Read texts on Onassis New Choreographers 7 festival performances, written as part of the educational program led by Sanjoy Roy.

Mina Ananiadou

Christos Mouchas’ “A Little More Than Nothing” is an interactive experiment, an experiential experience rooted in the live coming-into-being of human co-existence, and of social groups.

Each member of the audience enters the space alone, and each person decides how long to spend with the performance, up to a maximum of three hours. Inside the black box, seven spectators and one performer are sat so that their roles are not clear. It is quite reasonable, therefore, to wonder who is the spectator and who the performer.
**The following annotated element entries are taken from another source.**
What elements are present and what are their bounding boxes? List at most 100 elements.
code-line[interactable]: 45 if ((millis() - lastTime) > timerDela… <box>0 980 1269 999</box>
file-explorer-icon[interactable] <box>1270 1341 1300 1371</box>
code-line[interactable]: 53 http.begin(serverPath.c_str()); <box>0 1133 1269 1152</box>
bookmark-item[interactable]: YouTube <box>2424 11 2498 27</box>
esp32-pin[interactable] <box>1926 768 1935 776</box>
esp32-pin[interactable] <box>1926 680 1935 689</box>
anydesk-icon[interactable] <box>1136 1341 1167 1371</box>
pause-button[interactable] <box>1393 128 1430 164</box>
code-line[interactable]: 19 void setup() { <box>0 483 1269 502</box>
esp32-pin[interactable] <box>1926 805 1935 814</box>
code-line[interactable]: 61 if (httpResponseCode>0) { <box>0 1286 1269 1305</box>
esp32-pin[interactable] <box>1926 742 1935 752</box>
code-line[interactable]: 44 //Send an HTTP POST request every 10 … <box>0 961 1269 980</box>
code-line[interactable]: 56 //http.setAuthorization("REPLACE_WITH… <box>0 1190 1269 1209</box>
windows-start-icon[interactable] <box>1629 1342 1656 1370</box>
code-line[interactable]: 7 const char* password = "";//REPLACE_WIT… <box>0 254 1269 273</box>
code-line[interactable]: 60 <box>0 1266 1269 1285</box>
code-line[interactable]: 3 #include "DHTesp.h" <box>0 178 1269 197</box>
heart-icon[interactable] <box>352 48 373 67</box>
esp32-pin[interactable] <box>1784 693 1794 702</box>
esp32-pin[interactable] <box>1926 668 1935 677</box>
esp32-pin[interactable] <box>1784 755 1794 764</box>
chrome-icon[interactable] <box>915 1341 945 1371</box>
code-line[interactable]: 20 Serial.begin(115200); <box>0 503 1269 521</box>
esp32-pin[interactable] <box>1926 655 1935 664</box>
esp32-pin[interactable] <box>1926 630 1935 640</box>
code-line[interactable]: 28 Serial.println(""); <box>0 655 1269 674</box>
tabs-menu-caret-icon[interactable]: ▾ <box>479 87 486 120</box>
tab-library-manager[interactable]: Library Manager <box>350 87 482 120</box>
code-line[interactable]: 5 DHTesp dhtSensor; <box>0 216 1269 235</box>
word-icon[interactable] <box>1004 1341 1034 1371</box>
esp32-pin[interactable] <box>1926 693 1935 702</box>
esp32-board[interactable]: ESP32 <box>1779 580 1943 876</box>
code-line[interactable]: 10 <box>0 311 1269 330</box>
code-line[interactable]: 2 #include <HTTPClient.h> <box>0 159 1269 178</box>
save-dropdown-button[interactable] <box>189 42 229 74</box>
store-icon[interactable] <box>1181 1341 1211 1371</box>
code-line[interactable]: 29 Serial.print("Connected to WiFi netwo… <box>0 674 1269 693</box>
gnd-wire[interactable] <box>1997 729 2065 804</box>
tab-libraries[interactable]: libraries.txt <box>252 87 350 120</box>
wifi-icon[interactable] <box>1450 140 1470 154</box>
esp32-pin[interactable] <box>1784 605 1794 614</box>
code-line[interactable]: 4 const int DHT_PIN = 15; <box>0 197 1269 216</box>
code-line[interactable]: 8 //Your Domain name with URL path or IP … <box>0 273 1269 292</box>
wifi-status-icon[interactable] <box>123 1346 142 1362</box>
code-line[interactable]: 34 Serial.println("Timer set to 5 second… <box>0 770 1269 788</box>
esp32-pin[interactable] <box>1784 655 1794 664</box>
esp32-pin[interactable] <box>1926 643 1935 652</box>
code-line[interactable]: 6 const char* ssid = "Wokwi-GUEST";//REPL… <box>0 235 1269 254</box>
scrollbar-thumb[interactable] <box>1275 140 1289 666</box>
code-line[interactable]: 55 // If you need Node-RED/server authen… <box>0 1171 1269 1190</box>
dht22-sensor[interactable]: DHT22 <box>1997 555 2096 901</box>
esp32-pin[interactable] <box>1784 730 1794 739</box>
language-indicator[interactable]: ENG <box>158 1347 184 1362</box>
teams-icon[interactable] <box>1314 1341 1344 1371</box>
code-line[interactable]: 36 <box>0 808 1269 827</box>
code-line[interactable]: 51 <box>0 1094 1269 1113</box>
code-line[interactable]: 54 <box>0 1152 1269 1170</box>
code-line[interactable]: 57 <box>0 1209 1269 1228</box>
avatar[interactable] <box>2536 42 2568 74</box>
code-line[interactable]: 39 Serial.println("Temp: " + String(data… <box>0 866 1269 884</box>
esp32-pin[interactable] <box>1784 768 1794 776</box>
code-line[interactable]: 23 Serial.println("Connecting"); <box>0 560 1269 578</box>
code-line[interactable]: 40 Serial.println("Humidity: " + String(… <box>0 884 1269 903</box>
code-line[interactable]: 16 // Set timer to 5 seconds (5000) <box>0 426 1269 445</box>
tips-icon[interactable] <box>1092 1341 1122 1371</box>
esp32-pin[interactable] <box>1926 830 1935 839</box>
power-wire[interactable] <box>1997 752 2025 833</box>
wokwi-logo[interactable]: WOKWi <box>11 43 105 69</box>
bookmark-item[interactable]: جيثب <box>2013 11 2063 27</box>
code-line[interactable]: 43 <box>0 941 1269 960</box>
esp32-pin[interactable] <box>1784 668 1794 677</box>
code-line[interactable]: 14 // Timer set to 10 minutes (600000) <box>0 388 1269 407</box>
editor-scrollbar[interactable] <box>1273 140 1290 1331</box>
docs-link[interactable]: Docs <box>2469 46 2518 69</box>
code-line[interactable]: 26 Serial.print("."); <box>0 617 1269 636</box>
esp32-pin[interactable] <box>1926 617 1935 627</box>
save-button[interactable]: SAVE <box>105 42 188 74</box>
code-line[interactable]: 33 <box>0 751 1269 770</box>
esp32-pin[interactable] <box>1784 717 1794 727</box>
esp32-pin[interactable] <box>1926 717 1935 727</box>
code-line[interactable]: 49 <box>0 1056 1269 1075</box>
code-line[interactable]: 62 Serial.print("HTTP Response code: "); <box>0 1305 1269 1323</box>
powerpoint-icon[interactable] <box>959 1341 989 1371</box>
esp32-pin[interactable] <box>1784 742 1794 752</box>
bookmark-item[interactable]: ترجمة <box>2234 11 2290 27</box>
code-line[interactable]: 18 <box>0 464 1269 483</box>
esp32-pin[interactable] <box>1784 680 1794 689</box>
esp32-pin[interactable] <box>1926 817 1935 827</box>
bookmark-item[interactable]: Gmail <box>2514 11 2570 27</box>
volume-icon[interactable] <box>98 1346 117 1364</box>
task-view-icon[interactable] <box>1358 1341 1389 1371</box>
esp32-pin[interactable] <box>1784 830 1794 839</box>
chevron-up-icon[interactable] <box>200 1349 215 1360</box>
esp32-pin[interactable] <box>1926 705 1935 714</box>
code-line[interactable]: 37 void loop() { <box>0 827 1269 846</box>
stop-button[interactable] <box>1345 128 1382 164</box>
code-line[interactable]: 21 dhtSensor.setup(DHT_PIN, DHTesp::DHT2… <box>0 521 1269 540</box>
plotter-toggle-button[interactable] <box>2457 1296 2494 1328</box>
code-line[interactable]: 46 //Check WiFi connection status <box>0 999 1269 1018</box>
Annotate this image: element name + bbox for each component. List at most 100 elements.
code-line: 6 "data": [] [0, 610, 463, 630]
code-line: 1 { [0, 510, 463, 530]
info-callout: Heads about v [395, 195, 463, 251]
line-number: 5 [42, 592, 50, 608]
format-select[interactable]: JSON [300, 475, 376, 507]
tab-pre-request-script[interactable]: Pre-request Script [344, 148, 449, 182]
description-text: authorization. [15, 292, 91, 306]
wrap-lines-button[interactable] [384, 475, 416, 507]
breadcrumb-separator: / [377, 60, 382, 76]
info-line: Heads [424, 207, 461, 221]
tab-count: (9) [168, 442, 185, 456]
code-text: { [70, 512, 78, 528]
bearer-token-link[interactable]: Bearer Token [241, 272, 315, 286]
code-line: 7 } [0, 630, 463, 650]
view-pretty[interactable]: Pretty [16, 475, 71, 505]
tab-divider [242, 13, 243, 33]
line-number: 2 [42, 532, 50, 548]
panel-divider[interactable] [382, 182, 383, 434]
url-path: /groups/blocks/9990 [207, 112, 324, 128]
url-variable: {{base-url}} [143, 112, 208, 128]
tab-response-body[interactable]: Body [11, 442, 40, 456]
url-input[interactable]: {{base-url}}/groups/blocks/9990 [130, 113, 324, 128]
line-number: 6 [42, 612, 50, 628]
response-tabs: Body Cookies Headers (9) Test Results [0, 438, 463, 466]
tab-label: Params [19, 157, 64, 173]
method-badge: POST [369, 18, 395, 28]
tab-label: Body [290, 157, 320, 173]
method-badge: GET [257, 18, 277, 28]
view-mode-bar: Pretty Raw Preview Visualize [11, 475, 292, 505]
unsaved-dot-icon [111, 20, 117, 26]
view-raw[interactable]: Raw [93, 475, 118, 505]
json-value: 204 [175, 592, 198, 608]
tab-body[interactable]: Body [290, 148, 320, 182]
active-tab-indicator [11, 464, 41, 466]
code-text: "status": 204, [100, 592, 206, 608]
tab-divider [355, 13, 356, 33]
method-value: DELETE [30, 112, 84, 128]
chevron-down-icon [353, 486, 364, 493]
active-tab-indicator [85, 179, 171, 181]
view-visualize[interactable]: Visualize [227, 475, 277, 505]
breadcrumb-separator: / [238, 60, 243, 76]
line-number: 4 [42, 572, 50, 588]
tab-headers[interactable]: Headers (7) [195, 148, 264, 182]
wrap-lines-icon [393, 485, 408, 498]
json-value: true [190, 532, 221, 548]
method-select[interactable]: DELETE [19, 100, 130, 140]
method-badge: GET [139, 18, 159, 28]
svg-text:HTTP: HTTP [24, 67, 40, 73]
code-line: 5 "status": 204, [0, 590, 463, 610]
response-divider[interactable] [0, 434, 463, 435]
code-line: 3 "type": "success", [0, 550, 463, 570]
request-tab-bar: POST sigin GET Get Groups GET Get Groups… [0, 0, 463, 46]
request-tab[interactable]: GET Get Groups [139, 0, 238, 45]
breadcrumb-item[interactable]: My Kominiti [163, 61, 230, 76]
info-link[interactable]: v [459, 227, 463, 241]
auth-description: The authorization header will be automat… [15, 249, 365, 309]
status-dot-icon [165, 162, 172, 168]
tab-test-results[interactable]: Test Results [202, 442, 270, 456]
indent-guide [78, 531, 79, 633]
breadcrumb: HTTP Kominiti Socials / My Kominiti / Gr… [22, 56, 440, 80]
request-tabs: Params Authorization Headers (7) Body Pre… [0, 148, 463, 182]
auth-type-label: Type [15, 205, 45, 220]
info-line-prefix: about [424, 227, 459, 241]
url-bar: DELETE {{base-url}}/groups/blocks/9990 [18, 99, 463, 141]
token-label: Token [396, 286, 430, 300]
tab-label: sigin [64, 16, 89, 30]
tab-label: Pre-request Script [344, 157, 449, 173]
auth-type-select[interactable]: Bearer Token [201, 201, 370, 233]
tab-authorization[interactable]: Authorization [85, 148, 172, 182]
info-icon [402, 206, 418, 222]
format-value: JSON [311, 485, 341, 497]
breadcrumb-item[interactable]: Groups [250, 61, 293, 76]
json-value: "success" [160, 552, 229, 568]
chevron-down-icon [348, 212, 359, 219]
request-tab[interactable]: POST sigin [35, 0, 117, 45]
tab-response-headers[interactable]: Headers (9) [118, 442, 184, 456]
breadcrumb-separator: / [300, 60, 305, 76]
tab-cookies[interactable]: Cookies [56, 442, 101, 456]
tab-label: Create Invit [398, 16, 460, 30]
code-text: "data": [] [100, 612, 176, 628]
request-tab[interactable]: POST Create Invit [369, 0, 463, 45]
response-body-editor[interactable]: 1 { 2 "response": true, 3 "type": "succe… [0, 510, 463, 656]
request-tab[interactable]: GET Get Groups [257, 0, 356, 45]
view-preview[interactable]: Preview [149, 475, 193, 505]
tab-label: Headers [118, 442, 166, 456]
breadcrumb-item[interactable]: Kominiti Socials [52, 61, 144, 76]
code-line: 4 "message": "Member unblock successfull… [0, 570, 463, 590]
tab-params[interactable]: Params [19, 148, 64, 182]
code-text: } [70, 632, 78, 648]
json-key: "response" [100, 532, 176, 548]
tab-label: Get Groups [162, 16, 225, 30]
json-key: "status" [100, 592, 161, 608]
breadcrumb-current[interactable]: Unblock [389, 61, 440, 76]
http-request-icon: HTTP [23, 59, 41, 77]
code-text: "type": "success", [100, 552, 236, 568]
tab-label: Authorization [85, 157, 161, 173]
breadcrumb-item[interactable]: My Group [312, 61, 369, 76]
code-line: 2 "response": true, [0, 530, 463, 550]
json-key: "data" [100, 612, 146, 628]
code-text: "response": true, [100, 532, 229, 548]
Taking only human interaction in its most basic form as his medium, before verbal communication enters into play, Christos Mouchas welcomes the audience in alone – eight people in total at a time – without any ready performative materials beyond the simple presence of those inside the space. It’s as if he’s posing the question: “We’re here. What now?” And this, as a starting point, opens up a field of co-existence, a space which – in the absence of some performative product, and whose sole material is our own unmediated presence – reveals both the fundamental desire and juvenile need of humankind to gather together, and the perception of self through the other. “A Little More Than Nothing” proved itself in the end to be a quite “transparent” experiment – without some secret agenda or aim – interested only in how, when human beings are freed from or denied speech, role, status and limits, all they are left with is the immediacy of stimuli, the body in and of itself, spatiality, the gaze, and a feeding-back into their most primordial form. And it is perhaps through just such a simplification that the majesty of human complexity can best be illuminated. This work, then, by Christos Mouchas is certainly “something more than nothing”, without finite limits as to its content, sense, or structure, and without that strict, stereotypical division between audience and performer.